System Monitoring Shouldn’t Be Neglected

Edit: You still find this phenomenon, and it still surprises me.

Originally posted July 15, 2014 on AIXchange

What are you doing to monitor your systems from both the hardware and OS levels? Are you using a commercial product? Are you using an open source product? Are you using hand-built scripts that run from cron? Are you using anything?

Have you logged into your HMC lately? Does anything other than green appear in the system status, attention LEDs or Serviceable Events sections of the display? Countless times I’ve seen machines where the HMC messages were being ignored. Is your HMC set up to contact IBM when your servers run into any issues?

When your machines have issues, are you deluged with alerts? One customer I know of had a script that monitored their machine and sent emails when errors were detected. During one event, the PowerHA system actually failed over because the node became unresponsive due to the volume of errors being generated and the way the script was written. This forced the customer to go into the mail queue and clean up a huge number of unsent messages. Then they had to go into the email client and clean up all of the messages they’d received. Finally, they had to schedule downtime to fail the application back to the node it was supposed to be running on.

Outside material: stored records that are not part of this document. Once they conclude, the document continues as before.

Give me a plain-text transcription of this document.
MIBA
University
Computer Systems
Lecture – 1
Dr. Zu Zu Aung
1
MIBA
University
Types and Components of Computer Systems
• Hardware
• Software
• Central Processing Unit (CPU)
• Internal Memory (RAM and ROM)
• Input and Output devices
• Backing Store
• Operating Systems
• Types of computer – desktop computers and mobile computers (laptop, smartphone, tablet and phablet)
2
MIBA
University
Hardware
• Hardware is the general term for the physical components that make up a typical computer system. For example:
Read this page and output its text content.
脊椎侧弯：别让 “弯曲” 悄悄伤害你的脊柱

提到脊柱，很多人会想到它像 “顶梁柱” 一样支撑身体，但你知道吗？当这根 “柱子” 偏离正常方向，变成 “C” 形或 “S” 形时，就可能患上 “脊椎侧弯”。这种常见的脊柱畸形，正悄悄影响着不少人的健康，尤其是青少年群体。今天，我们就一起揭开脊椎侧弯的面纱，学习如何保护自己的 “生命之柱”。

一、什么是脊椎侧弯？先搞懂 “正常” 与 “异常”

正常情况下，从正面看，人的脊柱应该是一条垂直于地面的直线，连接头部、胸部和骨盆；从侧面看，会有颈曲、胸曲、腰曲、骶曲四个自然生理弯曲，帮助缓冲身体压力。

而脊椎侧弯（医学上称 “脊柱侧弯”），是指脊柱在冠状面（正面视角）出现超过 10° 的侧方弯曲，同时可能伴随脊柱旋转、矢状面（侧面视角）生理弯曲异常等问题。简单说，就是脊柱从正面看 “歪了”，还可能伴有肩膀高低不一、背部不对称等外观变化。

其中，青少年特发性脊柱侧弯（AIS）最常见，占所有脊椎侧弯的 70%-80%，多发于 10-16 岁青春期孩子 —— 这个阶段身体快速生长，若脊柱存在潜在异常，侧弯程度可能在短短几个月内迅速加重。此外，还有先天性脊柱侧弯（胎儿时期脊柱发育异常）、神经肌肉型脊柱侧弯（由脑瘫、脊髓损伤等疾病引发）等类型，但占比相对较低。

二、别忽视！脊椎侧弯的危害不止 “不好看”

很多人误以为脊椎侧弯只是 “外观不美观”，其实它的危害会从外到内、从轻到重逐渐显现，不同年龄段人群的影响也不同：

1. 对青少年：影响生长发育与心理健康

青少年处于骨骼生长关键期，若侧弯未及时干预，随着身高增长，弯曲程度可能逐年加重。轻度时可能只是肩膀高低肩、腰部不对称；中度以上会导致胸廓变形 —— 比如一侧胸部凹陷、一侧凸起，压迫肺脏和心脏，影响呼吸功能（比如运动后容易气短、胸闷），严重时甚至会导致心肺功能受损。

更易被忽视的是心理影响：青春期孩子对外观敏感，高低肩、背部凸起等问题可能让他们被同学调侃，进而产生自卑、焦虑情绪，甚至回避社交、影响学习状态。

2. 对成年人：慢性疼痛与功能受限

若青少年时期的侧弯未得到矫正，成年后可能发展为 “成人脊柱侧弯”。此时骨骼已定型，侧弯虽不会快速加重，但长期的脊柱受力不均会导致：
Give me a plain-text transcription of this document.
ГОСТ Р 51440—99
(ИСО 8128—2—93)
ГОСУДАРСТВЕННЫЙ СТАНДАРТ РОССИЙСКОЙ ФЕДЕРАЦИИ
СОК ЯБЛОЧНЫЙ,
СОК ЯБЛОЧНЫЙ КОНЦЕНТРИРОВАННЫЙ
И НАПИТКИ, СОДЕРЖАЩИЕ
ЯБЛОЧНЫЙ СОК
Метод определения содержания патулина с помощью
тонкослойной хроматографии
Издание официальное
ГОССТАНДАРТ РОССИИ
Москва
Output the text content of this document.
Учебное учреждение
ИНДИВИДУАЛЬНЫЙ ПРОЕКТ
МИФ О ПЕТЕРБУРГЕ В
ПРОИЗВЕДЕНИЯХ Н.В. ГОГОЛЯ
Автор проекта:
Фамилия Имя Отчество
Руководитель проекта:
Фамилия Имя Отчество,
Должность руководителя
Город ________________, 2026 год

I know of multiple customers that simply route error messages to a mail folder — and then never bother checking them. What’s the point of monitoring a system if you never analyze the information you collect?

How diligent are you about deactivating monitoring during periods of scheduled maintenance? In many organizations where a help desk monitors systems, cycles are wasted because techs are so often called to follow up on alerts and error messages triggered by scheduled events.

Of course there are other impacts that can result from neglecting systems. If internal disks are going bad, and you’re not monitoring and fixing them, eventually you will lose your VIOS rootvg (assuming that’s how you have it set up). And just as some customers will ignore the system monitoring messages they collect, other customers don’t take action on hardware events that are being logged. Having robust hardware that notifies you when it needs maintenance is only useful if you actually heed the notifications.

Deploying your OS and installing your application is relatively simple, but along with that we must make decisions and take actions to manage and maintain these systems during the operational production phase of service. Sure, everyone is busy, and some tools cost money — but try explaining that to someone who cares when production goes down.

On a totally unrelated topic, I want to acknowledge that AIXchange is having a birthday. Seven years ago this week — July 16, 2007 — the first article was posted on this blog. Many thanks to everyone who takes the time to read this blog, and special thanks to those who have suggested topics. I welcome your input, and it does make a difference.

Here’s to the next seven years.